Теперь он сам стал тем, кто больше ничего не боялся и ничего не хотел. Лира, стоя на коленях на грубом половике, сжимала его руку. Руку, которая могла с хирургической точностью привить почку к дичку и с бесконечной нежностью поправить прядь волос на её лбу. Теперь она была холодной, тяжелой, чужой. Чувство утраты было таким физическим, таким плотным, что его можно было потрогать. Оно сдавливало горло, лежало свинцовой плитой на груди. Слёз не было. Они, казалось, испарились ещё в ту долгую ночь бдения, когда его дыхание превратилось в хриплый, прерывистый звук, а потом и вовсе смолкло. Осталась только эта пустынная, выжженная тишина внутри, где ещё эхом отзывались его последние, вымученные шёпоты.
«Не дай саду засохнуть… в тени…» Он говорил обрывками, его сознание уже путешествовало где-то среди корней и мицелия. «Семена… семена прорастают даже под снегом. Ищи… ищи свет не над, а внутри почвы. Он всегда там…»
Он всегда изъяснялся подобными метафорами, её отец. Для него весь мир был единым, живым организмом, гигантским растением, где города — это грибницы, реки — соки, а люди — может быть, мимолётные цветы или упрямые сорняки. Он учил её читать не книги по этикету, а «книгу коры» на деревьях, «книгу облаков» в небе и самую важную — «книгу земли» под ногами. Эта наука казалась бесценной. До сегодняшнего дня.

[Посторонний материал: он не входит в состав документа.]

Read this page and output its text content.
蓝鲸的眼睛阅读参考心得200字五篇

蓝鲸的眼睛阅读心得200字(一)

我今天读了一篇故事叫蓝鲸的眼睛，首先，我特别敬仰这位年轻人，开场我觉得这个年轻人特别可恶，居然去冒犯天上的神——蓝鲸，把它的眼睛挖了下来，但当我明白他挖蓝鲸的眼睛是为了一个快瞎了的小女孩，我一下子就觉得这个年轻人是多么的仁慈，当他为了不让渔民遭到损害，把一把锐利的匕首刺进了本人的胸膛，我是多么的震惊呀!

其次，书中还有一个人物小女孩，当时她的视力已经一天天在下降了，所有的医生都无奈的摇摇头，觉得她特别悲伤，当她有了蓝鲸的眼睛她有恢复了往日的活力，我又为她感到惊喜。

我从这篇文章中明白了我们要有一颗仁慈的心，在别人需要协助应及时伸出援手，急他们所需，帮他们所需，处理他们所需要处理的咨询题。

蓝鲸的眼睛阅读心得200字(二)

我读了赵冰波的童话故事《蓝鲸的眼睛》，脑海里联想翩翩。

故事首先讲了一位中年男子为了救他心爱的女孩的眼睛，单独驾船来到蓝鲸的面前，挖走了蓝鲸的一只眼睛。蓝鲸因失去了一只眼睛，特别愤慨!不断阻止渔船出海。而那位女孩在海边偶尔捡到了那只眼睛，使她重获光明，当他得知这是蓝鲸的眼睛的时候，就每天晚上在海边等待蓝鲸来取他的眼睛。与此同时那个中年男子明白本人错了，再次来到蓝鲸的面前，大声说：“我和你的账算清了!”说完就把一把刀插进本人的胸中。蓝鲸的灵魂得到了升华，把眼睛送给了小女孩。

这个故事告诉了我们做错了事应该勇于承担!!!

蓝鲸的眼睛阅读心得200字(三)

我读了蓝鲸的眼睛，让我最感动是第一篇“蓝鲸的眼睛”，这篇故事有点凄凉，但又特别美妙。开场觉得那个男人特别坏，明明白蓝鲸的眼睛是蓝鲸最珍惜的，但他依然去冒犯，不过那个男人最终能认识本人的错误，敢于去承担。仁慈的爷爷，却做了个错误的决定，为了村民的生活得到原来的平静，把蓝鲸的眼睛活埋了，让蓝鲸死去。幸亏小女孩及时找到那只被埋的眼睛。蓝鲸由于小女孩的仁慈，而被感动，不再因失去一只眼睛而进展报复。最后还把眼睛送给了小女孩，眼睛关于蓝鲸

Хруст шагов на каменных плитах прихожей заставил её вздрогнуть. Шаги были чёткими, отмеренными, лишёнными той лёгкой неуклюжести, с которой всегда ступал отец, погружённый в свои мысли. В дверном проёме, заполнив его собой, как холодной тучей, возникла Илдиса.
Её чёрное платье было не просто траурным; оно было доспехом, выкованным из бархата и неприязни. Ткань не шуршала, а скрипела, словно ледяная корка. Лицо, когда-то может быть и привлекательное, теперь было застывшей маской с тонкими, плотно сжатыми губами и глазами цвета зимней сланцевой скалы. В её руке она сжимала не носовой платок, а пачку счетов, подвязанных грубой бечёвкой.
— Довольно, — её голос ударил по тишине, как удар хлыста. — Плакальщицы получили свои монеты и ушли. Священник сказал, что завтра, после полудня. Не раньше. У него есть дела поважнее, чем провожать в последний путь какого-то травника.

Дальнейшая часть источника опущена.